The Amazon: What Are We To Do?
Do you watch Hasan Minhaj’s Patriot Act on Netflix? If you don’t, you really ought to. Hasan’s approach to current affairs around the globe, albeit mostly in perspective of the United States of America, is charming, funny, articulate, and surprisingly poignant. Perhaps more so for me, seeing as I’d get his Desi references more than most, but still, he does painfully well in shedding light upon some issues that the media, and us, let slide through right under our noses.
In May earlier this year, one Patriot Act’s episode chose to talk about what was going down in Brazil (turns out… quite a lot!), aptly naming the episode Brazil, Corruption, and the Rainforest. You realise where I’m going with this, don’t you?
“The lungs of the Earth are in flames,” said Leonardo DiCaprio. “The Amazon Rainforest produces more than 20% of the world’s oxygen,” tweeted Cristiano Ronaldo. “The Amazon rain forest — the lungs which produce 20% of our planet’s oxygen — is on fire,” tweeted Emanuel Macron. Strangely, though almost unsurprisingly, the photos these celebrities shared, and we re-shared, are misleading, as it was explained in the New York Times.
That’s not to say that the Amazon isn’t being deforested and ravaged, though, but it’s to be said that deforestation isn’t new or limited to just the Amazon or one nation. CNN will tell you that cleared land is needed to expand agriculture and other activities, such as cattle ranching, soy production, and logging – all especially happening in Brazil. Those activities are responsible for 80% to 90% of the loss of tropical forests around the world.
In Brazil, though, as I have learnt through Patriot Act, the deforestation comes from very sinister and malicious motives. Brazil’s notoriously corrupt political class has made large-scale deforestation possible. Heard of JBS? They’re the largest meat producers in the world, and of course they’ve got close ties with Brazil President, Jair Bolsonaro, and his cabinet. By close ties, we obviously mean bribes – in the millions, possibly billions – to burn the Amazon for cattle ranching possibilities.
There are endless videos of Bolsonaro spewing some form of vile shit or another, but there are two that really sank my heart, one more than the one before. First, he announces, with determination and fervour that “there is not going to be one centimetre of land demarcated for indigenous reservations.” When probed about it 18 months later on Brazilian TV, he admitted to a mistake, and corrected himself like in the shot below.
You can almost taste the rancid stench of self-importance around his posture, and he’s one white cat on his lap away from being a Bond villain.

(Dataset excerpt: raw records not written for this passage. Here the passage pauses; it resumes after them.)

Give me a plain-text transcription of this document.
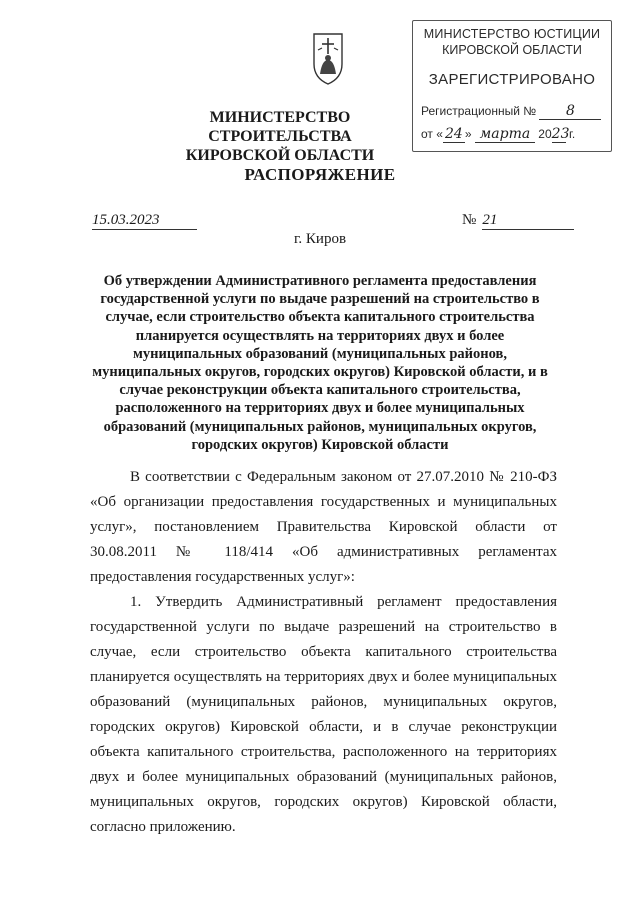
МИНИСТЕРСТВО ЮСТИЦИИ
КИРОВСКОЙ ОБЛАСТИ
ЗАРЕГИСТРИРОВАНО
Регистрационный № 8
от « 24 » марта 2023 г.
МИНИСТЕРСТВО СТРОИТЕЛЬСТВА
КИРОВСКОЙ ОБЛАСТИ
РАСПОРЯЖЕНИЕ
15.03.2023	№ 21
г. Киров
Об утверждении Административного регламента предоставления государственной услуги по выдаче разрешений на строительство в случае, если строительство объекта капитального строительства планируется осуществлять на территориях двух и более муниципальных образований (муниципальных районов, муниципальных округов, городских округов) Кировской области, и в случае реконструкции объекта капитального строительства, расположенного на территориях двух и более муниципальных образований (муниципальных районов, муниципальных округов, городских округов) Кировской области

В соответствии с Федеральным законом от 27.07.2010 № 210-ФЗ «Об организации предоставления государственных и муниципальных услуг», постановлением Правительства Кировской области от 30.08.2011 № 118/414 «Об административных регламентах предоставления государственных услуг»:

1. Утвердить Административный регламент предоставления государственной услуги по выдаче разрешений на строительство в случае, если строительство объекта капитального строительства планируется осуществлять на территориях двух и более муниципальных образований (муниципальных районов, муниципальных округов, городских округов) Кировской области, и в случае реконструкции объекта капитального строительства, расположенного на территориях двух и более муниципальных образований (муниципальных районов, муниципальных округов, городских округов) Кировской области, согласно приложению.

Therein lies the problem – one that’s prompted me to write this piece at all. I’m livid. With every tweet and Instagram post I’m forced to scroll past with a heavy heart, I get more incandescent with rage. Lungs of the earth, they tell us. 20% of the world’s oxygen, they preach. Home to more than a million Indigenous people, we learn. And now it’s all on fire. Deliberately, purposely, with greed, and with hate.
That’s where, for me anyway, the argument of Notre Dame’s and Amazon’s fire falls short. One was a nature’s tragedy, the other’s a pre-meditated nature’s tragedy. All the calls for the same billionaires showing up with their donations – what good would they even do? Money never fought evil, money fuels evil!
So I ask you, the reader, what do we do? Sign a petition? Make a well-meaning donation?
Boycott meat? That’s what I’m doing, but considering how we import our meat from plenty of sources other than Brazil, I’m not even sure what good that does.
Empathetic social posts encourage me that one individual boycotting meat alone saves about 3000 trees a year, so that’s a chance I’ll take. What chance would you take, for I’m all ears.